Three days after starting back, Shane found that his broken ankles caused him hardly any pain if he loosened the bandages slightly. Taking advantage of his discovery, he decided to prolong the return to civilization and make his forced retreat as profitable as possible. Over the mutinous protests of the headman in charge of the bearers, Shane ordered four of them off on a side trip, to climb an all but inaccessible peak and bring back samples of the snow and ice
from its summit. This maneuver was repeated half a dozen times at irregular intervals, until Shane had a small collection of samples in bottles and old cans, and the party was behind its schedule with no hope of retrieving the squandered time.
On being carried into the inn, Shane's first act was to write out a cable to Brassey, briefly stating the facts and asking for instructions. His next was to go to bed and send for a doctor. Having safely delivered their invalid, the headman and his eight porters marched off unconcernedly to report themselves at Brathwaites'.
The arrival of a lonely white man on a litter naturally caused a buzz of speculation among the idling tourists at the inn. Who was this pale, interesting looking man, what had he been doing, and where had he been doing it? The clerk could only tell them that the invalid's name was Shane, that he was an American, and that he had probably fallen down a mountain side while sight-seeing with his party of friends. The less venturesome tourists shuddered and walked thoughtfully away. Finally only one lingered, little Miss Tappan, who had become quite friendly with the manager during her stay of over seven weeks at the inn.
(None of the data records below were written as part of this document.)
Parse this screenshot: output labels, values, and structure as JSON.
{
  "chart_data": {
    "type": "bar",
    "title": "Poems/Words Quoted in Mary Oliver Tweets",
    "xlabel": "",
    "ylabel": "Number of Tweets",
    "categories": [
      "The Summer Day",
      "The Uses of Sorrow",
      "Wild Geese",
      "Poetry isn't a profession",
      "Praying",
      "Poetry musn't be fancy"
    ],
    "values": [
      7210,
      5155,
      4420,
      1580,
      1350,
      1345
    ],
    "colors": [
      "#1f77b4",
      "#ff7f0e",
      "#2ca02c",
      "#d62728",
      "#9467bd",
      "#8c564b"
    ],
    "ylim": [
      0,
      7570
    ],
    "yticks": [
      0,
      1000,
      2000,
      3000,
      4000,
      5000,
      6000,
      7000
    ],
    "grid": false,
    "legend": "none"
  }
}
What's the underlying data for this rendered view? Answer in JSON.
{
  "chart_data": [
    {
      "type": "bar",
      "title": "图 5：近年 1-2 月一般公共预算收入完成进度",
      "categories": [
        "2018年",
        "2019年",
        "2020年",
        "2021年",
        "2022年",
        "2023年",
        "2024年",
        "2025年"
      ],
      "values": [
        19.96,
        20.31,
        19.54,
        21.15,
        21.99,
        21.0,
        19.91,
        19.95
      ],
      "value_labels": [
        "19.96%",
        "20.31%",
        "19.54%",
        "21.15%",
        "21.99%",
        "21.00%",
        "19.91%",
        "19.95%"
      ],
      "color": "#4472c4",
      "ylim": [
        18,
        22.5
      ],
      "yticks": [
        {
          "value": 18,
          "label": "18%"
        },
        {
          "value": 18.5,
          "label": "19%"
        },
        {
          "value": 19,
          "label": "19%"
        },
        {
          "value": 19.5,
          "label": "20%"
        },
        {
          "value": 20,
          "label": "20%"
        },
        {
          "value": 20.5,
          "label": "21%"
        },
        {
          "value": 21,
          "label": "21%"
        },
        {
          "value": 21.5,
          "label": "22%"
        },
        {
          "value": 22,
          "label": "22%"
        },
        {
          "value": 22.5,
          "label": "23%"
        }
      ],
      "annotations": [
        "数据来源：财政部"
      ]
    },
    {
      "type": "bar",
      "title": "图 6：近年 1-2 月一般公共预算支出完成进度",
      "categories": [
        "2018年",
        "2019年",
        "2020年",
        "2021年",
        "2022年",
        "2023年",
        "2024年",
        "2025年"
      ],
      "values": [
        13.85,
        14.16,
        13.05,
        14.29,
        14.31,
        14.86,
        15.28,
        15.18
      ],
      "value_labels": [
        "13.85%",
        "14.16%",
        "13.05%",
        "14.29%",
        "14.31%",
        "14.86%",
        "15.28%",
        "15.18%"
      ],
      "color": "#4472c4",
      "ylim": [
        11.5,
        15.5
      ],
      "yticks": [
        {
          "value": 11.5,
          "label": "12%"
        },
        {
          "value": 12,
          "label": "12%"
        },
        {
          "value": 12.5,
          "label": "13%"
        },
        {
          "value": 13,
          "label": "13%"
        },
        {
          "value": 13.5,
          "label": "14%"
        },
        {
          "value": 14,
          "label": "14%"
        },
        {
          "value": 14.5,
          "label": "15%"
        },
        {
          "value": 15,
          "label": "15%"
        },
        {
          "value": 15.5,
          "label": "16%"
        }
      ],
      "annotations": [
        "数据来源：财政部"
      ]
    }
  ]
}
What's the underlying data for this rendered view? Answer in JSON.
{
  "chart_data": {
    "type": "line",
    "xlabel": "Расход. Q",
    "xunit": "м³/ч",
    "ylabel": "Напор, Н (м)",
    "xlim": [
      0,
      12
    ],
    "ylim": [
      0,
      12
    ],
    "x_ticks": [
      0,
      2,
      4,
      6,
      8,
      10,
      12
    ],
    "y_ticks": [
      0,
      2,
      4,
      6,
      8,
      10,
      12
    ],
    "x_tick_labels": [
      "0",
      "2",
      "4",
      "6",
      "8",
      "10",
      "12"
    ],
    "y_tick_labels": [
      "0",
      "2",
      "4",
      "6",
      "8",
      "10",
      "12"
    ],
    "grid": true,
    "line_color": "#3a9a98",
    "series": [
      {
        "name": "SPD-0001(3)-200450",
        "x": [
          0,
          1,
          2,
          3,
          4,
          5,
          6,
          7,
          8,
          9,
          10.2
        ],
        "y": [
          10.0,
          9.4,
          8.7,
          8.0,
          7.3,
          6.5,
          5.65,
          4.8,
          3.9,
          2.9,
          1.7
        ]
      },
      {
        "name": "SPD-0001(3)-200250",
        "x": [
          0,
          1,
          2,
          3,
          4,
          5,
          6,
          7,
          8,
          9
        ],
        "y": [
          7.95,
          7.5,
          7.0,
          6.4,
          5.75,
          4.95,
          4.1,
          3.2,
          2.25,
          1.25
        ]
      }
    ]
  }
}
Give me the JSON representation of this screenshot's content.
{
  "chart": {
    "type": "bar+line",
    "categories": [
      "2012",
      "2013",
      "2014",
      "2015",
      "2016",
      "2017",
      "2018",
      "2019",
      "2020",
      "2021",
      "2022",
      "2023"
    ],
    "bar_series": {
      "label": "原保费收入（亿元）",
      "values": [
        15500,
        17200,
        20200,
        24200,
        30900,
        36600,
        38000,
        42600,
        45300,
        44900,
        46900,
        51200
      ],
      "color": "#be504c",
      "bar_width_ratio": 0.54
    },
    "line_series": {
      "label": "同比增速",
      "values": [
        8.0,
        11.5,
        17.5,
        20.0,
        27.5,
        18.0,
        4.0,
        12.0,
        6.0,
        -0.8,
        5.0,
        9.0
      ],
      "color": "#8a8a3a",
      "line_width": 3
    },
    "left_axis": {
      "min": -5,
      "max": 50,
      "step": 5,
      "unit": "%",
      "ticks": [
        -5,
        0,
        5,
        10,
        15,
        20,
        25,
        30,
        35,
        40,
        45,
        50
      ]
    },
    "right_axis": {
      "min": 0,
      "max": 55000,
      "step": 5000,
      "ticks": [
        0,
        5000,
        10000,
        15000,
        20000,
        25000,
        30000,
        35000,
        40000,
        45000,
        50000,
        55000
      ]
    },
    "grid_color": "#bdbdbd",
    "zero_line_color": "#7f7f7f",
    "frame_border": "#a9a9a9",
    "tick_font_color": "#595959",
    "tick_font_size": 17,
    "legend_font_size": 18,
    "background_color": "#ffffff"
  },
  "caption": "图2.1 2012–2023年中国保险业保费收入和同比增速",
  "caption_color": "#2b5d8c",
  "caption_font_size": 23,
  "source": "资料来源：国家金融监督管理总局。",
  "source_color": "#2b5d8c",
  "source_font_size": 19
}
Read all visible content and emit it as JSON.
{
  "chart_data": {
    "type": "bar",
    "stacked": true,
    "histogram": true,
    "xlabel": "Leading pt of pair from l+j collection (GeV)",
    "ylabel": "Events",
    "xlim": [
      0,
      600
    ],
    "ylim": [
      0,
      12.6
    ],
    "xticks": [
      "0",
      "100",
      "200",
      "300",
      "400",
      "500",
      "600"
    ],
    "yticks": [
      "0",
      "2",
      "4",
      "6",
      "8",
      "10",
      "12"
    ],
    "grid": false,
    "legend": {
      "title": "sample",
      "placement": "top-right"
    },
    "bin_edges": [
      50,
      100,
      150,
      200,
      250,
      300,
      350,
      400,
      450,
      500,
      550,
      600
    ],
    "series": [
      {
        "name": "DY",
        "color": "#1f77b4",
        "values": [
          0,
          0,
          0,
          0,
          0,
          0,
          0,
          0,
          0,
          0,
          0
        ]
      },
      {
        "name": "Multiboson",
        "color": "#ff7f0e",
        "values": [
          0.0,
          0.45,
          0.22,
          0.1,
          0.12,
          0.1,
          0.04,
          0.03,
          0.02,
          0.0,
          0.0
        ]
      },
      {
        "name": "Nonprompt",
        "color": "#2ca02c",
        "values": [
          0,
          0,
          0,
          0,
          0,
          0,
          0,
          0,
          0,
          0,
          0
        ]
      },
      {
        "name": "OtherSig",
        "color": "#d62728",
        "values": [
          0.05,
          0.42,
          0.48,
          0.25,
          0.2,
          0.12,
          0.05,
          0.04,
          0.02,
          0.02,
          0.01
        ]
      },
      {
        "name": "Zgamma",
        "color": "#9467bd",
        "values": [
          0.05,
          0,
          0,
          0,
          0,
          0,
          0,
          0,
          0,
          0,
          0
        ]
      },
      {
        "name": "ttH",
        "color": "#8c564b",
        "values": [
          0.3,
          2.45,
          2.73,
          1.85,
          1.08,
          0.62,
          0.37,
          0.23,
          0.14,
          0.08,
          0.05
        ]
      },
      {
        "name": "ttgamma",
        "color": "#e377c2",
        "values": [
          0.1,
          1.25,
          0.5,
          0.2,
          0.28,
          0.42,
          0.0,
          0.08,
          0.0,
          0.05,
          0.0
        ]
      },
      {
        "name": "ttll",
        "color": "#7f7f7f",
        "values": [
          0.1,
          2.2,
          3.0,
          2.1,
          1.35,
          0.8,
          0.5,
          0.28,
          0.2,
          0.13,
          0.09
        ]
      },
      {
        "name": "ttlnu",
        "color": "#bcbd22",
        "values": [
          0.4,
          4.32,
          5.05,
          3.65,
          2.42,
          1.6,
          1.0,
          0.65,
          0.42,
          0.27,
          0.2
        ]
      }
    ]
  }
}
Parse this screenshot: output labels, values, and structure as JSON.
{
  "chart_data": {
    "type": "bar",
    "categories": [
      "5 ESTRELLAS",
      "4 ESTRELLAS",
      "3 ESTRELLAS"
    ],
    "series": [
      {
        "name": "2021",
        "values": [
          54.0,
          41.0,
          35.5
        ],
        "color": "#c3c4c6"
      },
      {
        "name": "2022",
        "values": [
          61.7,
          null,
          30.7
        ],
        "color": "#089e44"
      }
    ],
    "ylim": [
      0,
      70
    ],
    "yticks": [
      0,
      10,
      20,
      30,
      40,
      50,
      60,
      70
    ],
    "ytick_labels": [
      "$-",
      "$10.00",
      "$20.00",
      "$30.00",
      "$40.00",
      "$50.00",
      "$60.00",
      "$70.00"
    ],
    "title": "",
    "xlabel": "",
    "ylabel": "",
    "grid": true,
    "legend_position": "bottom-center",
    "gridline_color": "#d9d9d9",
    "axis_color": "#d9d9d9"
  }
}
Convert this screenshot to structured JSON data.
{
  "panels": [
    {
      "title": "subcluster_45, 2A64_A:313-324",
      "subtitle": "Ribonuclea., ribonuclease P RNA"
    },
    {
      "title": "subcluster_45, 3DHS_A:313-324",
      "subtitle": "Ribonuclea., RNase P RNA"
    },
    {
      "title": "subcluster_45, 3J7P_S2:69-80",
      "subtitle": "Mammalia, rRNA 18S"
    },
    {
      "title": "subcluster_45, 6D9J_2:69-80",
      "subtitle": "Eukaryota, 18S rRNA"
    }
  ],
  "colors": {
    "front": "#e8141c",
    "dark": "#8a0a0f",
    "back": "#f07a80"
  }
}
"Do you suppose he's really badly hurt?" she asked.
"Seems to be, Miss Tappan. We'll know more when the doctor comes. Ah, here he is now. You can go right up, Doctor Wemyss. The patient is in the large front room-number 20."
While Shane was submitting to what Dr. Wemyss considered necessary, Miss Tappan quietly slipped out to the telegraph and cable office. Her innocently worded little message was not addressed to Scotland Yard, nor to Inspector Ransome, but to a confidential address and a fictitious name which were details, but highly important ones, of the code between Ransome and herself. Within two hours of Shane's arrival in Srinagar, Ransome was informed of the fact twice, first by Miss Tappan's cable, and then by telephone message from Charles Brassey.
"Better come over at once, Charles," he replied.
In the brief interview which followed in Ransome's private office, the inspector did not consider it necessary to inform Brassey that the news was old. Brassey however noted his friend's preoccupation and commented on it.